REPUBLIKA.CO.ID, PURWOKERTO -- Meskipun Direktur Utama PT Hardaya Inti Plantation dan PT Cipta Cakra Murdaya itu telah menjalani dua pertiga masa pidana, pembebasan bersyarat terpidana kasus suap Hartati Murdaya dinilai bertentangan dengan rasa keadilan.
"Pembebasan bersyarat memang hak seseorang yang telah menjalani dua pertiga dari putusan yang dijatuhkan," kata pengamat hukum dari Fakultas Hukum Universitas Jenderal Soedirman (Unsoed) Purwokerto Hibnu Nugroho, di Purwokerto, Jawa Tengah, Senin.
Kendati demikian, dia mengakui bahwa permasalahan itu berbenturan dengan politik hukum negara atau pemerintah di mana ada pengecualian.
"Ini memang tergantung pada politik hukum negara atau politik hukum pemerintah," kata dia yang pernah mengikuti seleksi calon hakim agung pada 2012.
Menurut dia, politik hukum pemerintah idealnya seperti halnya politik hukum pembatasan remisi bagi pelaku tindak pidana korupsi (tipikor).
Oleh karena itu, dia mengaku setuju dengan pembatasan remisi bagi pelaku tipikor meskipun melanggar hak narapidana.
Ia mengatakan jika pembatasan remisi merupakan politik hukum negara dalam rangka pemberantasan tipikor yang memberikan efek jera, pembebasan bersyarat itu bertentangan dengan rasa keadilan.
"Tapi itu khusus kasus-kasus korupsi, kalau kasus-kasus pidana umum bebas mendapatkan hak. Meskipun kasus korupsi juga punya hak, tapi ini (pembebasan bersyarat, red) bertentangan dengan rasa keadilan," jelasnya.

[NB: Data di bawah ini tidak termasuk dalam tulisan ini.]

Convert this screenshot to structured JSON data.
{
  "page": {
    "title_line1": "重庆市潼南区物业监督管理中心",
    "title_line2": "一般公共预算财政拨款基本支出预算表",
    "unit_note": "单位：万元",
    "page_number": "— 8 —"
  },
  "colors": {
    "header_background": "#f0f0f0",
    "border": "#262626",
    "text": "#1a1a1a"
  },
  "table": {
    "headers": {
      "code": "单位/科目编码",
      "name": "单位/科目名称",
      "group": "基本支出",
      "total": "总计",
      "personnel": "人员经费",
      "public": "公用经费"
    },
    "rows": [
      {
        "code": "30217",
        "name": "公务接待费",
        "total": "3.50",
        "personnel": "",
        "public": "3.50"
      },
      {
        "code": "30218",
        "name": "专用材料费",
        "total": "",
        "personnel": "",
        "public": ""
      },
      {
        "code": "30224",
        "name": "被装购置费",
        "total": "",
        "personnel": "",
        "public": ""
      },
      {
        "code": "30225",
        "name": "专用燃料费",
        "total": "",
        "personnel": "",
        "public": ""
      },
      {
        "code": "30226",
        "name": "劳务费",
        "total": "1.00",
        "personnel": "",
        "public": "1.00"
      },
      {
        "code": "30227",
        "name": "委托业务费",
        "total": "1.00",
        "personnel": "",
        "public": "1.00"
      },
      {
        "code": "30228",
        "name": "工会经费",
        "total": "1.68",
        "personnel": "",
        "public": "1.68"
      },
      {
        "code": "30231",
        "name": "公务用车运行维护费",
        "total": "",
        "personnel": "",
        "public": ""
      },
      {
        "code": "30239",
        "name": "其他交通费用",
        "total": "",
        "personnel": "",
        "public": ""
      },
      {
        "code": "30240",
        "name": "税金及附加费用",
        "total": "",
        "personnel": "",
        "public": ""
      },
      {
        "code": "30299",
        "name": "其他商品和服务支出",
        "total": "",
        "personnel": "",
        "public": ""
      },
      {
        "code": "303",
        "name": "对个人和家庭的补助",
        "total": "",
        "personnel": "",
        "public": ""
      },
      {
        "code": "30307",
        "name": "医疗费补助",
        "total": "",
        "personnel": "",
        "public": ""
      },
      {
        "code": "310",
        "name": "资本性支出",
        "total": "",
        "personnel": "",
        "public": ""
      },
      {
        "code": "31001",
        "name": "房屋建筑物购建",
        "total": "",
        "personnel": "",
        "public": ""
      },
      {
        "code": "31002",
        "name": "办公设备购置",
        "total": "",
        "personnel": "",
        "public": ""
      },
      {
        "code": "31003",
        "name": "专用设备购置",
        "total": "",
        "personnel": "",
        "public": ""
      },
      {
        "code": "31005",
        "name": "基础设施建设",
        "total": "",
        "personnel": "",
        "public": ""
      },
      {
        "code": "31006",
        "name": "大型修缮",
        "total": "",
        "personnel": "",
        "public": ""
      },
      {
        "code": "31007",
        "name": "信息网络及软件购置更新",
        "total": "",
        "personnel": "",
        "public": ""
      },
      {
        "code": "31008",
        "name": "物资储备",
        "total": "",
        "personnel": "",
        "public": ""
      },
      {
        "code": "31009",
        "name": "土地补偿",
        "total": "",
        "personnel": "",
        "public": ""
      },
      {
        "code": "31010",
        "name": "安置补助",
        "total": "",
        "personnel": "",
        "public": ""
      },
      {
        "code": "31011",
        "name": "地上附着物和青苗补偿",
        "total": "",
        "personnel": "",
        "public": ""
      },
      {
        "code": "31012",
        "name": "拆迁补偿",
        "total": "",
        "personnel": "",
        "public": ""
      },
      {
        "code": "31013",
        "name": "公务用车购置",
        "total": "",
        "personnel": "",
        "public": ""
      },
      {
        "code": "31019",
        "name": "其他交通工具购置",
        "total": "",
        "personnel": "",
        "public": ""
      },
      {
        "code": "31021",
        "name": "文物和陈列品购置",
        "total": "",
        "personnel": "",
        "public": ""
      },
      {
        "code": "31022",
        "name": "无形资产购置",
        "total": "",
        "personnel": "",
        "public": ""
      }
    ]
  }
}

Terkait hal itu, dia mengatakan bahwa pemberian hak remisi maupun pembebasan bersyarat bagi pelaku tipikor harus dikecualikan kalau memang Indonesia dikatakan "darurat korupsi".
Dengan demikian, kata dia, pidana yang dijatuhkan kepada pelaku tipikor harus benar-benar memberikan efek jera termasuk pidananya pun dikecualikan dari pidana-pidana yang diberlakukan secara umum.